As published in the Gilroy Dispatch, Friday January 26, 2001
by Cynthia Walker
On Friday January 19th, South Valley Homeschoolers Association held its first-ever World's Fair. We were all pretty nervous about it.
The 24 kids were nervous because each had to stand up and give a three-minute speech about the country he or she had been studying, for two different audiences. We mothers were nervous because when you homeschool, you can't blame the kid's performance on the teacher, or conversely, on uncaring parents. And I, in particular, was a basket-case, because I had arranged the Fair at a facility with which we had never worked, and right up until showtime, I suffered irrational fears that we would, at the last minute, be denied use of the room.
The Fair was a smashing success.
Normally, I would not have thought to arrange a World's Fair. The annual SVHA Spelling Bee, yes; World's Fair, no. But a couple of years ago, when the kids and I were deep into a study of American history, I heard of a geography curriculum with a promise so outrageous I knew I had to try it.
The curriculum is called "Mapping the World by Heart", and it was developed by a public school teacher, David Smith, for students in grades 5 through 12. The first activity of the year-long curriculum is to give each student an 11 by 17 sheet of paper and have them map everything they can remember of the world: usually a few blobby continents, executed in about 20 minutes of brain-wracking.
At the end of the year, over a span of four weeks, the students painstakingly draw artistic and cartographic marvels from memory. The results are amazing. Check out the website: www.mapping.com . I just knew I had to try it.
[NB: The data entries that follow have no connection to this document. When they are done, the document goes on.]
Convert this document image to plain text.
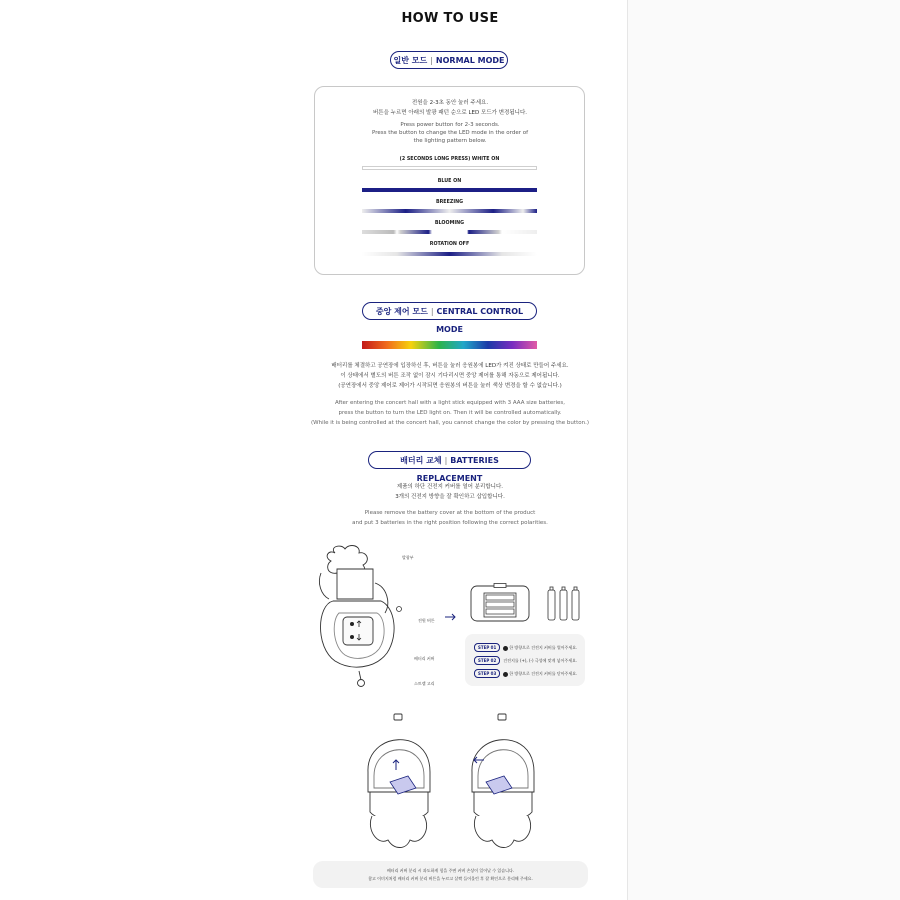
HOW TO USE
일반 모드 | NORMAL MODE
전원을 2-3초 동안 눌러 주세요.
버튼을 누르면 아래의 발광 패턴 순으로 LED 모드가 변경됩니다.
Press power button for 2-3 seconds.
Press the button to change the LED mode in the order of
the lighting pattern below.
(2 SECONDS LONG PRESS) WHITE ON
BLUE ON
BREEZING
BLOOMING
ROTATION OFF
중앙 제어 모드 | CENTRAL CONTROL MODE
배터리를 체결하고 공연장에 입장하신 후, 버튼을 눌러 응원봉에 LED가 켜진 상태로 만들어 주세요.
이 상태에서 별도의 버튼 조작 없이 잠시 기다리시면 중앙 제어를 통해 자동으로 제어됩니다.
(공연장에서 중앙 제어로 제어가 시작되면 응원봉의 버튼을 눌러 색상 변경을 할 수 없습니다.)
After entering the concert hall with a light stick equipped with 3 AAA size batteries,
press the button to turn the LED light on. Then it will be controlled automatically.
(While it is being controlled at the concert hall, you cannot change the color by pressing the button.)
배터리 교체 | BATTERIES REPLACEMENT
제품의 하단 건전지 커버를 열어 분리합니다.
3개의 건전지 방향을 잘 확인하고 삽입합니다.
Please remove the battery cover at the bottom of the product
and put 3 batteries in the right position following the correct polarities.
발광부
전원 버튼
배터리 커버
스트랩 고리
STEP 01	한 방향으로 건전지 커버를 열어주세요.
STEP 02 건전지를 (+), (-) 극성에 맞게 넣어주세요.
STEP 03	한 방향으로 건전지 커버를 닫아주세요.
배터리 커버 분리 시 과도하게 힘을 주면 커버 손상이 일어날 수 있습니다.
참고 이미지처럼 배터리 커버 분리 버튼을 누르고 살짝 들어올린 후 잘 확인으로 분리해 주세요.
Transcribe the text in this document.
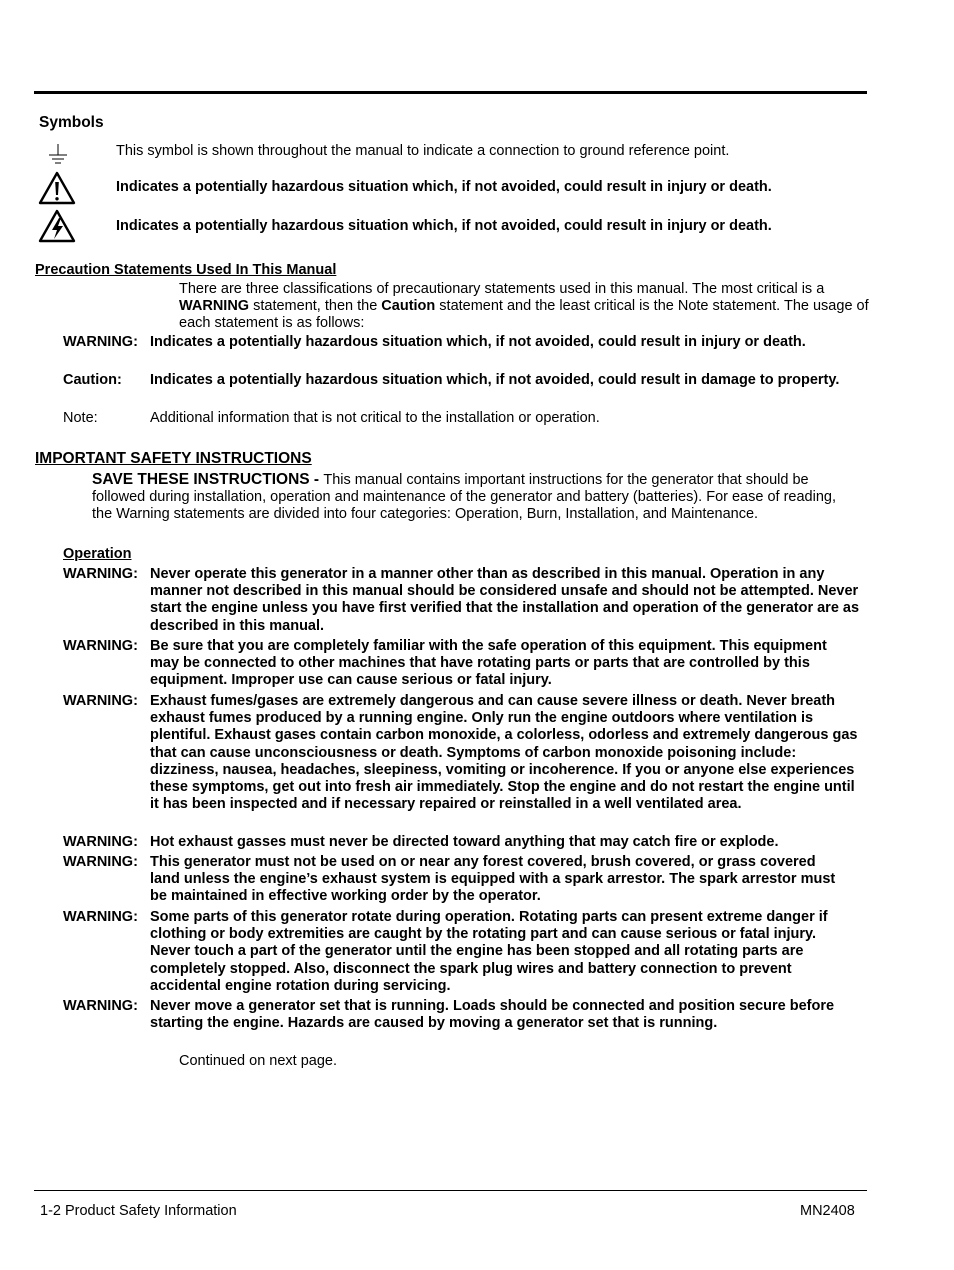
Symbols
This symbol is shown throughout the manual to indicate a connection to ground reference point.
Indicates a potentially hazardous situation which, if not avoided, could result in injury or death.
Indicates a potentially hazardous situation which, if not avoided, could result in injury or death.
Precaution Statements Used In This Manual
There are three classifications of precautionary statements used in this manual. The most critical is a WARNING statement, then the Caution statement and the least critical is the Note statement. The usage of each statement is as follows:
WARNING: Indicates a potentially hazardous situation which, if not avoided, could result in injury or death.
Caution: Indicates a potentially hazardous situation which, if not avoided, could result in damage to property.
Note:	Additional information that is not critical to the installation or operation.
IMPORTANT SAFETY INSTRUCTIONS
SAVE THESE INSTRUCTIONS - This manual contains important instructions for the generator that should be followed during installation, operation and maintenance of the generator and battery (batteries). For ease of reading, the Warning statements are divided into four categories: Operation, Burn, Installation, and Maintenance.
Operation
WARNING: Never operate this generator in a manner other than as described in this manual. Operation in any manner not described in this manual should be considered unsafe and should not be attempted. Never start the engine unless you have first verified that the installation and operation of the generator are as described in this manual.
WARNING: Be sure that you are completely familiar with the safe operation of this equipment. This equipment may be connected to other machines that have rotating parts or parts that are controlled by this equipment. Improper use can cause serious or fatal injury.
WARNING: Exhaust fumes/gases are extremely dangerous and can cause severe illness or death. Never breath exhaust fumes produced by a running engine. Only run the engine outdoors where ventilation is plentiful. Exhaust gases contain carbon monoxide, a colorless, odorless and extremely dangerous gas that can cause unconsciousness or death. Symptoms of carbon monoxide poisoning include: dizziness, nausea, headaches, sleepiness, vomiting or incoherence. If you or anyone else experiences these symptoms, get out into fresh air immediately. Stop the engine and do not restart the engine until it has been inspected and if necessary repaired or reinstalled in a well ventilated area.
WARNING: Hot exhaust gasses must never be directed toward anything that may catch fire or explode.
WARNING: This generator must not be used on or near any forest covered, brush covered, or grass covered land unless the engine’s exhaust system is equipped with a spark arrestor. The spark arrestor must be maintained in effective working order by the operator.
WARNING: Some parts of this generator rotate during operation. Rotating parts can present extreme danger if clothing or body extremities are caught by the rotating part and can cause serious or fatal injury. Never touch a part of the generator until the engine has been stopped and all rotating parts are completely stopped. Also, disconnect the spark plug wires and battery connection to prevent accidental engine rotation during servicing.
WARNING: Never move a generator set that is running. Loads should be connected and position secure before starting the engine. Hazards are caused by moving a generator set that is running.
Continued on next page.
1-2 Product Safety Information	MN2408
I also knew I couldn't do it alone. Math I can manage, and perhaps a few other subjects, but something this elaborate, no. It's like exercise: left to my own inclinations I would dissolve into jelly, but my walking partner keeps me accountable.
So I found a geography partner, to be precise: six geography partners. We and our combined eighteen students and five younger siblings have been meeting weekly all year in each other's living rooms. It's often chaotic, but, man, are we learning geography. Never mind the final project: we already know where Estonia, St. Kitts, and the Atlas Mountains are.
The World's Fair is the year's extra project. Each student chose a country upon which to become an expert. He researched the country, drew a physical features map, prepared a handout and visual displays, and prepared a speech distilling his knowledge. We opened the event to the greater SVHA community, and five more families signed up. Three of these families later dropped out; see what I mean about the value of co-ops for accountability?
Providentially, just as I was casting about for a location, Virginia relayed an invitation from Cheryl, who runs the Live Oak Adult Day Services at Wheeler Manor. Would the homeschoolers like to come in and entertain the adult clients some afternoon? I parried: would the adult clients find a World's Fair entertaining? They would! We would!
So the plan was hammered out, and last Friday, a wagon-train of vans disgorged, in front of Wheeler Manor, children, some gloriously arrayed in kilt or chuiddar or lederhosen, some burdened with matreshka or boomerang or African mask, many bearing food: everything from venison jerky to chips and salsa.
One by one, the students went into the large pleasant dayroom to make their presentations to the admiring circle of seniors. Some of the kids were nervous; one, who has asked to remain anonymous, went white to the lips and almost fainted. Others were in their hambone element. The adults were warmly appreciative, especially when Micara gave her Irish step-dance.
That evening we returned, this time to the Wheeler Manor dining hall, where the kids set up their booths around the periphery. Each in turn gave her speech to the mingled audience of Wheeler Manor residents, friends, and relations. Then we got to wander around, sample the food, and admire the maps and artifacts. And, oh! They did a great job! We were stunned at their poise, enthusiasm, and depth of knowledge.
Thank you, Live Oak Adult Day Services. Thank you, Wheeler Manor residents. Thank you, Nolvia. We had a lovely, lovely time.